Wong Kar-wai et Christopher Doyle

Christopher Doyle  : Zhang Yimou est directeur de la photo ; il a un sens visuel très fort. J’ai fait beaucoup de films dans lesquels on évitait la couleur rouge et c’était un choix délibéré ; jusqu’à In the Mood for Love, il n’y a pas de rouge dans les films de Wong Kar-wai. Pour les Chinois, la couleur rouge a une signification très spéciale. Elle exprime la joie. C’est la couleur des mariages, des temples... en quelque sorte c’est la plus belle couleur... et c’est de surcroît une couleur bénéfique, avec beaucoup de références dans la culture chinoise. C’est pourquoi nous l’avons évitée auparavant.

Mais, pour Hero, nous désirions utiliser toutes ces références culturelles. Le point de départ, c’est la couleur. C’est une histoire dans le genre de Rashomon. Avec la couleur en prime. La plus facile était le rouge, le rouge de la passion. Nous n’étions pas sûrs des autres couleurs, et il s’agissait du voyage, fondé en particulier sur des décors naturels. Soixante pour cent du film ont été tournés en extérieurs et on ne peut pas changer, par exemple la couleur d’un lac. Nous savions que le lac et la forêt avec des feuilles jaunes étaient très importants.
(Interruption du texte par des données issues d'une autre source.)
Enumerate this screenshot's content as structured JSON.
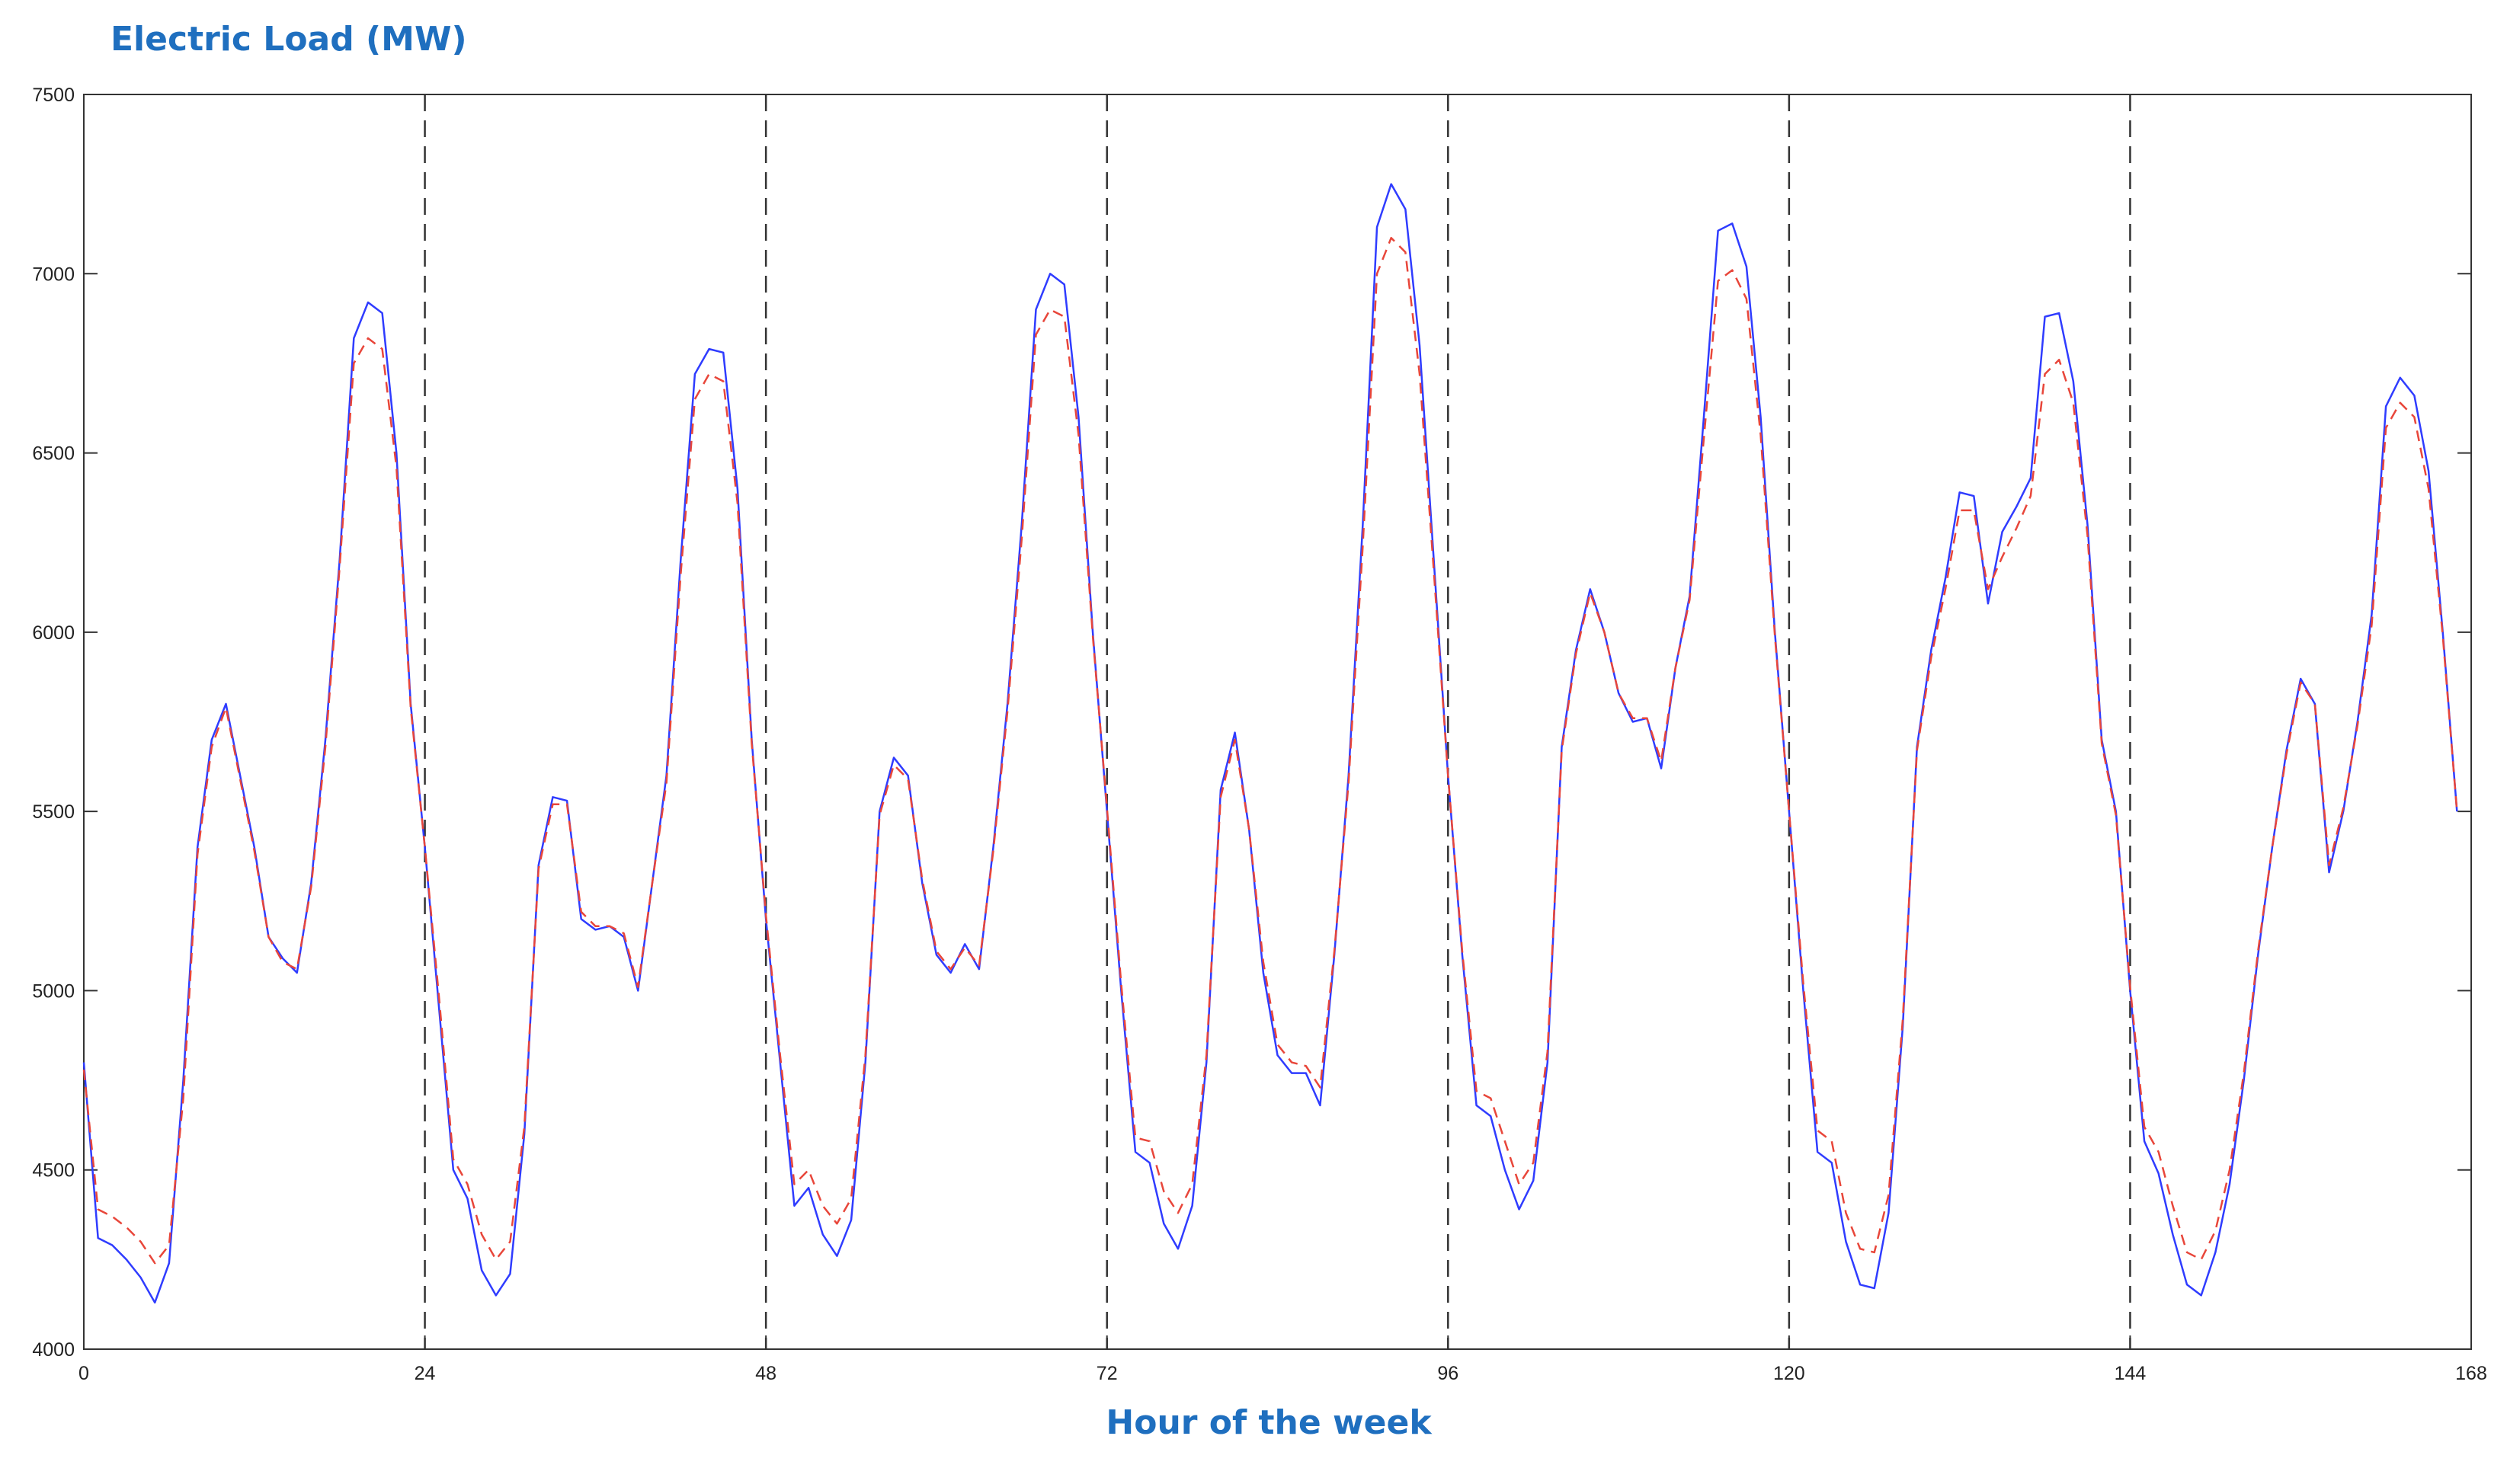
{
  "chart_data": {
    "type": "line",
    "title": "",
    "ylabel": "Electric Load (MW)",
    "xlabel": "Hour of the week",
    "xlim": [
      0,
      168
    ],
    "ylim": [
      4000,
      7500
    ],
    "x_ticks": [
      0,
      24,
      48,
      72,
      96,
      120,
      144,
      168
    ],
    "y_ticks": [
      4000,
      4500,
      5000,
      5500,
      6000,
      6500,
      7000,
      7500
    ],
    "day_dividers": [
      24,
      48,
      72,
      96,
      120,
      144
    ],
    "grid": false,
    "legend": "none",
    "colors": {
      "actual": "#2f3cff",
      "forecast": "#e8463a",
      "divider": "#333333",
      "axis": "#333333",
      "title": "#1f6fbf"
    },
    "series": [
      {
        "style": "solid",
        "values": [
          4800,
          4310,
          4290,
          4250,
          4200,
          4130,
          4240,
          4750,
          5400,
          5700,
          5800,
          5600,
          5400,
          5150,
          5090,
          5050,
          5300,
          5700,
          6200,
          6820,
          6920,
          6890,
          6500,
          5800,
          5400,
          4950,
          4500,
          4420,
          4220,
          4150,
          4210,
          4600,
          5350,
          5540,
          5530,
          5200,
          5170,
          5180,
          5150,
          5000,
          5300,
          5600,
          6200,
          6720,
          6790,
          6780,
          6400,
          5700,
          5200,
          4800,
          4400,
          4450,
          4320,
          4260,
          4360,
          4800,
          5500,
          5650,
          5600,
          5300,
          5100,
          5050,
          5130,
          5060,
          5400,
          5800,
          6300,
          6900,
          7000,
          6970,
          6600,
          6000,
          5500,
          5000,
          4550,
          4520,
          4350,
          4280,
          4400,
          4800,
          5560,
          5720,
          5450,
          5050,
          4820,
          4770,
          4770,
          4680,
          5100,
          5600,
          6300,
          7130,
          7250,
          7180,
          6800,
          6200,
          5600,
          5100,
          4680,
          4650,
          4500,
          4390,
          4470,
          4800,
          5680,
          5950,
          6120,
          6000,
          5830,
          5750,
          5760,
          5620,
          5900,
          6100,
          6600,
          7120,
          7140,
          7020,
          6600,
          6000,
          5500,
          5000,
          4550,
          4520,
          4300,
          4180,
          4170,
          4380,
          4900,
          5680,
          5950,
          6150,
          6390,
          6380,
          6080,
          6280,
          6350,
          6430,
          6880,
          6890,
          6700,
          6300,
          5700,
          5500,
          5000,
          4580,
          4490,
          4320,
          4180,
          4150,
          4270,
          4460,
          4750,
          5100,
          5400,
          5670,
          5870,
          5800,
          5330,
          5500,
          5750,
          6050,
          6630,
          6710,
          6660,
          6450,
          6000,
          5500
        ]
      },
      {
        "style": "dashed",
        "values": [
          4780,
          4390,
          4370,
          4340,
          4300,
          4240,
          4290,
          4700,
          5380,
          5680,
          5790,
          5590,
          5390,
          5150,
          5080,
          5060,
          5290,
          5680,
          6180,
          6750,
          6820,
          6790,
          6460,
          5790,
          5400,
          4980,
          4530,
          4460,
          4320,
          4250,
          4300,
          4620,
          5340,
          5520,
          5520,
          5220,
          5180,
          5180,
          5160,
          5010,
          5300,
          5580,
          6160,
          6650,
          6720,
          6700,
          6360,
          5690,
          5210,
          4820,
          4460,
          4500,
          4400,
          4350,
          4420,
          4820,
          5490,
          5630,
          5590,
          5310,
          5110,
          5060,
          5120,
          5070,
          5390,
          5780,
          6260,
          6830,
          6900,
          6880,
          6550,
          5990,
          5510,
          5020,
          4590,
          4580,
          4440,
          4380,
          4460,
          4820,
          5540,
          5700,
          5450,
          5080,
          4850,
          4800,
          4790,
          4730,
          5110,
          5580,
          6240,
          7000,
          7100,
          7060,
          6720,
          6170,
          5600,
          5110,
          4720,
          4700,
          4580,
          4460,
          4520,
          4830,
          5670,
          5940,
          6110,
          6000,
          5830,
          5760,
          5760,
          5640,
          5900,
          6090,
          6540,
          6980,
          7010,
          6930,
          6550,
          5990,
          5500,
          5020,
          4610,
          4580,
          4380,
          4280,
          4270,
          4430,
          4920,
          5670,
          5930,
          6120,
          6340,
          6340,
          6120,
          6210,
          6290,
          6380,
          6720,
          6760,
          6640,
          6270,
          5690,
          5490,
          5010,
          4620,
          4550,
          4400,
          4270,
          4250,
          4330,
          4500,
          4770,
          5110,
          5400,
          5660,
          5860,
          5800,
          5350,
          5510,
          5740,
          6020,
          6570,
          6640,
          6600,
          6400,
          5990,
          5500
        ]
      }
    ]
  }
}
Alors, nous avons cherché les décors et à partir de ceux-ci nous avons retravaillé le scénario, au lieu d’imposer une couleur à un décor en particulier. Je crois que cette démarche transparaît également dans Last Life in the Universe.
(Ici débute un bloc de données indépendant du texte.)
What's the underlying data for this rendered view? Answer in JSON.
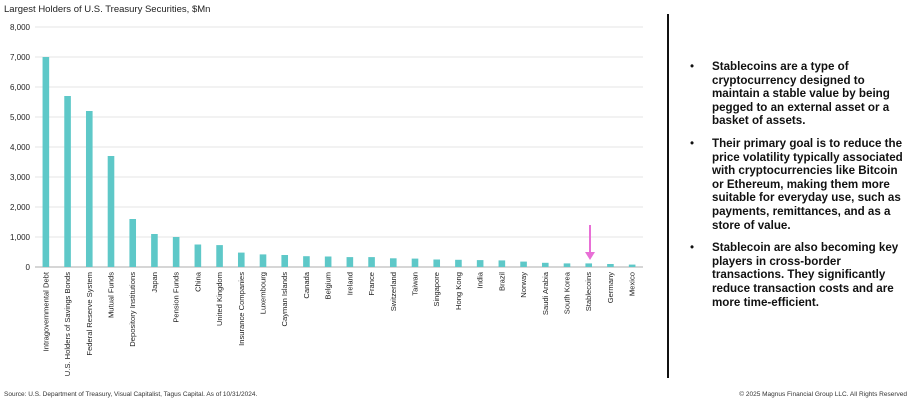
{
  "chart_data": {
    "type": "bar",
    "title": "Largest Holders of U.S. Treasury Securities, $Mn",
    "categories": [
      "Intragovernmental Debt",
      "U.S. Holders of Savings Bonds",
      "Federal Reserve System",
      "Mutual Funds",
      "Depository Institutions",
      "Japan",
      "Pension Funds",
      "China",
      "United Kingdom",
      "Insurance Companies",
      "Luxembourg",
      "Cayman Islands",
      "Canada",
      "Belgium",
      "Ireland",
      "France",
      "Switzerland",
      "Taiwan",
      "Singapore",
      "Hong Kong",
      "India",
      "Brazil",
      "Norway",
      "Saudi Arabia",
      "South Korea",
      "Stablecoins",
      "Germany",
      "Mexico"
    ],
    "values": [
      7000,
      5700,
      5200,
      3700,
      1600,
      1100,
      1000,
      750,
      730,
      480,
      420,
      400,
      360,
      350,
      330,
      330,
      290,
      280,
      250,
      240,
      230,
      220,
      180,
      140,
      120,
      120,
      100,
      80
    ],
    "color": "#5ec8c8",
    "ylim": [
      0,
      8000
    ],
    "yticks": [
      0,
      {
        "value": 1000,
        "label": "1,000"
      },
      {
        "value": 2000,
        "label": "2,000"
      },
      {
        "value": 3000,
        "label": "3,000"
      },
      {
        "value": 4000,
        "label": "4,000"
      },
      {
        "value": 5000,
        "label": "5,000"
      },
      {
        "value": 6000,
        "label": "6,000"
      },
      {
        "value": 7000,
        "label": "7,000"
      },
      {
        "value": 8000,
        "label": "8,000"
      }
    ],
    "grid": true
  },
  "notes": [
    "Stablecoins are a type of cryptocurrency designed to maintain a stable value by being pegged to an external asset or a basket of assets.",
    "Their primary goal is to reduce the price volatility typically associated with cryptocurrencies like Bitcoin or Ethereum, making them more suitable for everyday use, such as payments, remittances, and as a store of value.",
    "Stablecoin are also becoming key players in cross-border transactions. They significantly reduce transaction costs and are more time-efficient."
  ],
  "footer": {
    "source": "Source: U.S. Department of Treasury, Visual Capitalist, Tagus Capital. As of 10/31/2024.",
    "copyright": "© 2025 Magnus Financial Group LLC. All Rights Reserved"
  }
}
La maison, c’est vraiment un personnage dans le film. Quand nous avons trouvé cette maison, j’ai insisté pour la choisir parce qu’elle avait une telle présence que j’ai pensé que, grâce à elle, le film serait trois fois meilleur. Dans Hero, nous avons choisi les couleurs suivant les décors naturels. Le plus compliqué fut celui du flash back dans le palais de l’empereur quand on essaye de l’assassiner. Nous manquions pratiquement de couleurs, mais nous ne voulions pas utiliser le rose, par exemple ! Notre choix fut la couleur verte, la seule avec laquelle nous nous sommes sentis à l’aise. Je savais par expérience que Fuji a un rendu du vert intéressant et nous avons suivi ce chemin.
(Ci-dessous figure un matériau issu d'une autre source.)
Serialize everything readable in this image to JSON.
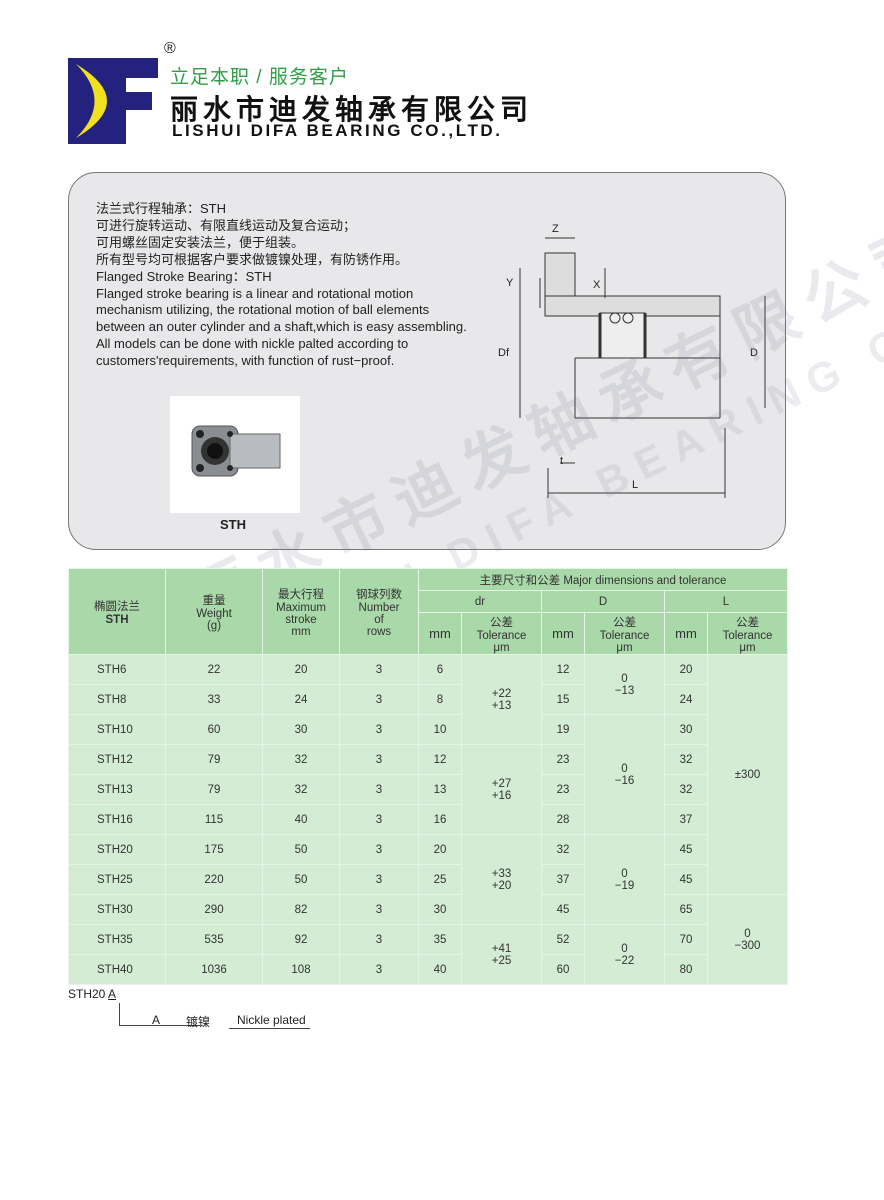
{
  "header": {
    "registered": "®",
    "slogan": "立足本职 / 服务客户",
    "company_cn": "丽水市迪发轴承有限公司",
    "company_en": "LISHUI DIFA BEARING CO.,LTD.",
    "logo_letters": "DF",
    "brand_colors": {
      "blue": "#23237f",
      "yellow": "#f0e020",
      "green": "#2f9e45"
    }
  },
  "description": {
    "lines": [
      "法兰式行程轴承：STH",
      "可进行旋转运动、有限直线运动及复合运动；",
      "可用螺丝固定安装法兰，便于组装。",
      "所有型号均可根据客户要求做镀镍处理，有防锈作用。",
      "Flanged Stroke Bearing：STH",
      "Flanged stroke bearing is a linear and rotational motion",
      "mechanism utilizing, the rotational motion of ball elements",
      "between an outer cylinder and a shaft,which is easy assembling.",
      "All models can be done with nickle palted according to",
      "customers'requirements, with function of rust−proof."
    ]
  },
  "photo_label": "STH",
  "diagram_labels": {
    "z": "Z",
    "y": "Y",
    "x": "X",
    "df": "Df",
    "d": "D",
    "t": "t",
    "l": "L"
  },
  "watermark": {
    "cn": "丽水市迪发轴承有限公司",
    "en": "LISHUI DIFA BEARING CO.,LTD."
  },
  "table": {
    "h_type_cn": "椭圆法兰",
    "h_type": "STH",
    "h_weight_cn": "重量",
    "h_weight": "Weight",
    "h_weight_unit": "(g)",
    "h_stroke_cn": "最大行程",
    "h_stroke1": "Maximum",
    "h_stroke2": "stroke",
    "h_stroke_unit": "mm",
    "h_rows_cn": "钢球列数",
    "h_rows1": "Number",
    "h_rows2": "of",
    "h_rows3": "rows",
    "h_major": "主要尺寸和公差 Major dimensions and tolerance",
    "h_dr": "dr",
    "h_D": "D",
    "h_L": "L",
    "h_mm": "mm",
    "h_tol_cn": "公差",
    "h_tol": "Tolerance",
    "h_tol_unit": "μm",
    "rows": [
      {
        "model": "STH6",
        "weight": "22",
        "stroke": "20",
        "rows": "3",
        "dr": "6",
        "D": "12",
        "L": "20"
      },
      {
        "model": "STH8",
        "weight": "33",
        "stroke": "24",
        "rows": "3",
        "dr": "8",
        "D": "15",
        "L": "24"
      },
      {
        "model": "STH10",
        "weight": "60",
        "stroke": "30",
        "rows": "3",
        "dr": "10",
        "D": "19",
        "L": "30"
      },
      {
        "model": "STH12",
        "weight": "79",
        "stroke": "32",
        "rows": "3",
        "dr": "12",
        "D": "23",
        "L": "32"
      },
      {
        "model": "STH13",
        "weight": "79",
        "stroke": "32",
        "rows": "3",
        "dr": "13",
        "D": "23",
        "L": "32"
      },
      {
        "model": "STH16",
        "weight": "115",
        "stroke": "40",
        "rows": "3",
        "dr": "16",
        "D": "28",
        "L": "37"
      },
      {
        "model": "STH20",
        "weight": "175",
        "stroke": "50",
        "rows": "3",
        "dr": "20",
        "D": "32",
        "L": "45"
      },
      {
        "model": "STH25",
        "weight": "220",
        "stroke": "50",
        "rows": "3",
        "dr": "25",
        "D": "37",
        "L": "45"
      },
      {
        "model": "STH30",
        "weight": "290",
        "stroke": "82",
        "rows": "3",
        "dr": "30",
        "D": "45",
        "L": "65"
      },
      {
        "model": "STH35",
        "weight": "535",
        "stroke": "92",
        "rows": "3",
        "dr": "35",
        "D": "52",
        "L": "70"
      },
      {
        "model": "STH40",
        "weight": "1036",
        "stroke": "108",
        "rows": "3",
        "dr": "40",
        "D": "60",
        "L": "80"
      }
    ],
    "dr_tol": [
      {
        "upper": "+22",
        "lower": "+13",
        "span": 3
      },
      {
        "upper": "+27",
        "lower": "+16",
        "span": 3
      },
      {
        "upper": "+33",
        "lower": "+20",
        "span": 3
      },
      {
        "upper": "+41",
        "lower": "+25",
        "span": 2
      }
    ],
    "D_tol": [
      {
        "upper": "0",
        "lower": "−13",
        "span": 2
      },
      {
        "upper": "0",
        "lower": "−16",
        "span": 4
      },
      {
        "upper": "0",
        "lower": "−19",
        "span": 3
      },
      {
        "upper": "0",
        "lower": "−22",
        "span": 2
      }
    ],
    "L_tol": [
      {
        "upper": "±300",
        "lower": "",
        "span": 8
      },
      {
        "upper": "0",
        "lower": "−300",
        "span": 3
      }
    ]
  },
  "code_note": {
    "code": "STH20",
    "suffix": "A",
    "option": "A",
    "option_cn": "镀镍",
    "option_en": "Nickle plated"
  }
}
Vittorio Storaro dit que le vert est la couleur de la connaissance. Ce n’est pas si simple que le disent Storaro et d’autres gens. Ce n’est pas un exercice théorique, c’est un exercice pratique. Dire aux enfants ce que dit Storaro, c’est vraiment de la désinformation. C’est dangereux et ça embrouille les gens et leur fait penser qu’un film est un exercice théorique. En tant que directeur de la photographie, vous travaillez tout le temps avec le temps qu’il fait, les émotions des gens, les problèmes techniques. Le style vient des contingences d’un film et il est très important que les jeunes cinéastes le comprennent.

Reverse Shot : Comme pour les plans en noir et blanc de Fallen Angels. Ils sont dus à un problème...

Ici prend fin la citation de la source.